Thalia, a problem solved?
For years now, the natural mud ponds at the Beth Chatto Gardens have contained several magnificent clumps of the powdery alligator flag, Thalia dealbata. This strongly architectural plant, native to the marshes and wetlands of the southern U.S states and Mexico has proved remarkably hardy in the UK and has become a real feature of our Water Garden during the summer months. Even during winter, the brown frosted foliage remains standing, until cut down by the gardeners below water level in readiness for fresh growth to emerge, which does, alarmingly late in spring.
Thalia dealbata in full flower August 2019
Beth likened the plants foliage to a Zulu’s shield and the flower spikes to a spear, valuing, as ever, the foliage and form of the plant. Often, not by design but as consequence, many of the plants Beth and her gardeners chose, tend to attract an abundance of insects and the Gardens diversity of wildlife has increased enormously as a result.
The slender flower spikes topped with a cluster of violet flowers are no exception and noticeably attract a wide range of insects. As with many plants, it is a two-way arrangement, a partnership, the insect obtains nectar and the plant gets pollinated.

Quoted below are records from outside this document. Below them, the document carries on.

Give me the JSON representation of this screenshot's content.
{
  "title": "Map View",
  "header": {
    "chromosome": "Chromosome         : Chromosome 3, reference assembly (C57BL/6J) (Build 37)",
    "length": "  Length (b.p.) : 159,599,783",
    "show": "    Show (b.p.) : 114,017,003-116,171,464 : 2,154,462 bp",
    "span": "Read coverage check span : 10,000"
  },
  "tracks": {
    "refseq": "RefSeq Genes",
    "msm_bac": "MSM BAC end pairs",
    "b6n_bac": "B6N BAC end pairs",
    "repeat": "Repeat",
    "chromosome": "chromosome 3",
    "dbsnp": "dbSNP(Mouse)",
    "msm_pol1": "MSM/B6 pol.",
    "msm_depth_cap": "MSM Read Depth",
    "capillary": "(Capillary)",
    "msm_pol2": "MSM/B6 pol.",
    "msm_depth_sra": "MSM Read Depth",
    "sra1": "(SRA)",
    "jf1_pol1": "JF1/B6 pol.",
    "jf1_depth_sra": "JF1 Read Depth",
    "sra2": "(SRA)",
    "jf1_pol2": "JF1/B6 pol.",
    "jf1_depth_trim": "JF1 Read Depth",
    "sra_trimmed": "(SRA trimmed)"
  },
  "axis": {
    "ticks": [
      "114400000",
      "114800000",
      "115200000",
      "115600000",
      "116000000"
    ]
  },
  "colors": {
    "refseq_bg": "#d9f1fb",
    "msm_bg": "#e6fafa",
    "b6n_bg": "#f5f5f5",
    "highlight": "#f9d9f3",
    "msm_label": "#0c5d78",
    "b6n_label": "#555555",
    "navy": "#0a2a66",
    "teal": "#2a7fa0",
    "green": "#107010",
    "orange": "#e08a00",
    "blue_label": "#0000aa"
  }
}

Perished insects on thalia flowers… Image Chris Gibson
But the powdery alligator flag has a rather nasty bite! Over the years it has become apparent that the plant can trap certain “weaker insects”, many of which are extremely important pollinators, hoverflies, lacewings, bees, wasps and blow flies, amongst others. Larger insects seem to be able to struggle free of the flower’s mechanism. The plant has no reason to kill its visitors – it does not digest them like a truly carnivorous species: it seems that the flowers have an elastic style, used in explosive pollination which can and does trap insects.
The issue has been recently highlighted by the excellent blogs of Chris Gibson, a local, experienced and enthusiastic all-round naturalist, who sees our gardens with a different eye and has led us to question growing this plant, rather than blindly enjoying its beauty. https://www.chrisgibsonwildlife.co.uk/
Essentially, we are introducing a non-native alien plant into our gardens with consequences! Ninety nine percent of such introductions are fine and add to the diversity of flower and wildlife. Occasionally, there is a problem and such plants have been identified and legislation has been put into place to manage that particular issue. For example, it is now illegal to sell plants of the yellow American skunk cabbage, Lysichiton americanus. But it is not illegal to grow the plant in your garden, so long as a management plan is put in place. The issue with this plant is that, in some climates, especially in the south and west of the UK it can seed and spread into water courses and infestations can dominate large areas, crowding out native species in important habitats such as wet woodlands. Simply removing the seed heads and taking care when disposing of any plants removed prevents this issue.
Back to the powdery alligator flag! … Our pollinators are precious, even blow flies! What do we do? Remove the plants completely? As gardeners, we would miss the plants architectural beauty. Beth grew thalia as much, if not more, for its foliage as its flowers, so this year we have decided to remove all of the flowers as they appear throughout the summer, not a straightforward task, as the gardeners have to don their waders to reach the clumps. As a result, the clumps look equally as imposing and perhaps tidier and less prone to flopping.
Flowers removed August 2020
We will still offer the plant for sale and would encourage all potential buyers to remove the flowers. Perhaps other sellers, both retail and the larger wholesale aquatic nurseries could inform their own customers to adopt the same management plan in order to enjoy this plant, safe in the knowledge that you are doing no harm at all to our own native population of pollinators.
Oh, and just in case you are wondering why it is called the powdery alligator flag? As its name suggests, it lives comfortably alongside the alligator in bayous and backwaters. If you see this flag flying, it is best to keep a sharp eye for one of its usual companions…. you have been warned!